Antonio de la Torre: actuar para aprender | Cultura


“Cada vez tengo más claro que me interesan más las películas por lo me pueden enseñar que por lo que yo puedo dar”. A sus 50 años, cumplidos el pasado 18 de enero, Antonio de la Torre, ganador de un Goya como mejor actor de reparto por Azuloscurocasinegro y candidato a estos premios en diez ocasiones más, analiza su trayectoria profesional y personal en TCM y selecciona algunos títulos que se emitirán en mayo.

Todos los domingos de este mes, Antonio de la Torre será el protagonista de Programado por… el espacio de TCM en el que una personalidad del cine español escoge y comenta películas que le gustan especialmente o que han supuesto algo especial en su vida. La selección de Antonio de la Torre es variada y ecléctica e incluye desde clásicos como Lo que el viento se llevó y El increíble hombre menguante, hasta películas mucho más recientes como Boyhood: “Lo que hace Richard Linklater en esa película es asombroso, es filmar al personaje en tiempo real”. Además, el actor hablará en una entrevista de su pasión por el cine y de cómo nació su vocación.

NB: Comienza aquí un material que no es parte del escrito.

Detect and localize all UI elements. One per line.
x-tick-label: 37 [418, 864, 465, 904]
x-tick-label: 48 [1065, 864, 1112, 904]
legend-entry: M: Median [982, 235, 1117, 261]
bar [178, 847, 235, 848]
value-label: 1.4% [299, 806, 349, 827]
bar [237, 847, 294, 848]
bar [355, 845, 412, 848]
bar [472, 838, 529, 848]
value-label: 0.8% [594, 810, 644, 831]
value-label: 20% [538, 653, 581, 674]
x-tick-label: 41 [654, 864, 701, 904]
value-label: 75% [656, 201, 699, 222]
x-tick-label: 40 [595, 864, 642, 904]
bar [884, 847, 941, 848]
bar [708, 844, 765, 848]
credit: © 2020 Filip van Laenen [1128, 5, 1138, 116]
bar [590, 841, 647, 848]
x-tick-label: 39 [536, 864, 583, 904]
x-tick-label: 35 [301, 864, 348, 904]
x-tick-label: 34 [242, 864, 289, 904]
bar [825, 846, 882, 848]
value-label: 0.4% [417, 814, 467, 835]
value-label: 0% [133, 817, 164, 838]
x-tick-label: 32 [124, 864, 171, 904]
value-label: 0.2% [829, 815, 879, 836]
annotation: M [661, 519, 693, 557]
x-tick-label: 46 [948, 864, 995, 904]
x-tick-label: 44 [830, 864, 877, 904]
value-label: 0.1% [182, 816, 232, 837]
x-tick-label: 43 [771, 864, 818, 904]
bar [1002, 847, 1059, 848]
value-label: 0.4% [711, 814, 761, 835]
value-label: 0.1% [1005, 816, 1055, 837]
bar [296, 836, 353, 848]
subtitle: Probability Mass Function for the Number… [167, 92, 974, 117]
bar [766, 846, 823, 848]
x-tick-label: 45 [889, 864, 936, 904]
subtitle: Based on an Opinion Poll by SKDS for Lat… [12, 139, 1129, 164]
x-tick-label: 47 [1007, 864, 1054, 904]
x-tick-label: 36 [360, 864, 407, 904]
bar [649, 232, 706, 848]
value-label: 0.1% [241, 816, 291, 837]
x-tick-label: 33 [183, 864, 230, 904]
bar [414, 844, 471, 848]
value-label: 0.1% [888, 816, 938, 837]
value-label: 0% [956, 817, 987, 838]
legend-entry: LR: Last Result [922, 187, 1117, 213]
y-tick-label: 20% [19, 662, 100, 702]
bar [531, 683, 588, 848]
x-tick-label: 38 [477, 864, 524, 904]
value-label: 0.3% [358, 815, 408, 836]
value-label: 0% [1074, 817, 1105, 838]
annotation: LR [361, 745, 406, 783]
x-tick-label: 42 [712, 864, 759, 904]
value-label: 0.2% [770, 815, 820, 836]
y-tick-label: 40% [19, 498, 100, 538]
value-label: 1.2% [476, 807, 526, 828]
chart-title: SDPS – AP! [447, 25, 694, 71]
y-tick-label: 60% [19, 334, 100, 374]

A finales de los años 80, Antonio de la Torre dejó su Málaga natal y se instaló en Madrid en donde estudió Ciencias de la Información. Hizo sus pinitos como periodista, pero su deseo de convertirse en actor pudo más y se pasó al mundo de la interpretación. Estudió en la escuela de Cristina Rota. “Ella me enseñó que vivir y actuar son verbos que se conjugan de la misma manera”, dice. “Pensaba que tenía capacidad para la comedia. Era donde yo sentía que me podían querer o hacerme un hueco y, de hecho, el primer papel en el que me tuve que contener fue en Grupo 7”, rememora el actor.

A comienzos de los años 90, Antonio de la Torre comenzó a aparecer en pequeños papeles en películas y en series de TV. Poco a poco se fue convirtiendo en uno de los imprescindibles del cine español. Ha trabajado a las órdenes de Pedro Almodóvar en Volver y en Los amantes pasajeros; de Alberto Rodríguez en Grupo 7 y La isla mínima; de Manuel Martín Cuenca en Caníbal y El autor; de Alex de la Iglesia en Balada triste de trompeta o de Daniel Sánchez Arévalo en Primos, Gordos y la ya citada Azuloscurocasinegro. “Actuar sirve para juzgar menos y aprender más”, explica sobre cómo le ha afectado el trabajo a su visión de la realidad.

El ser cincuentón no le da vértigo. “Lo bueno de tener más edad y del paso del tiempo es que, como cada vez te queda menos de vida, tienes menos que perder”, cuenta entre risas. Ya más en serio admite que ahora tiene más recursos y que ha crecido como persona. “Si te dan premios, genial, y si no, tratar de hacerlo mejor en la siguiente, si hay siguiente”, dice con tranquilidad.

Su deseo es seguir aprendiendo; ser como una esponja que absorba todas las experiencias que va viviendo. “Solo así puedo tener algo que contar porque si no, te interpretas a ti mismo”, concluye. En los próximos meses volveremos a verlo en pantalla haciendo de político corrupto en la película El reino, de Rodrigo Sorogoyen, y metiéndose en la piel de un joven José Mujica, el expresidente uruguayo, en Memorias del calabozo. “Cuantos más personajes hago, más me doy cuenta de que la vida es poliédrica, que el bien y el mal tienen fronteras tenues y que quien esté libre de pecado que tire la primera piedra”.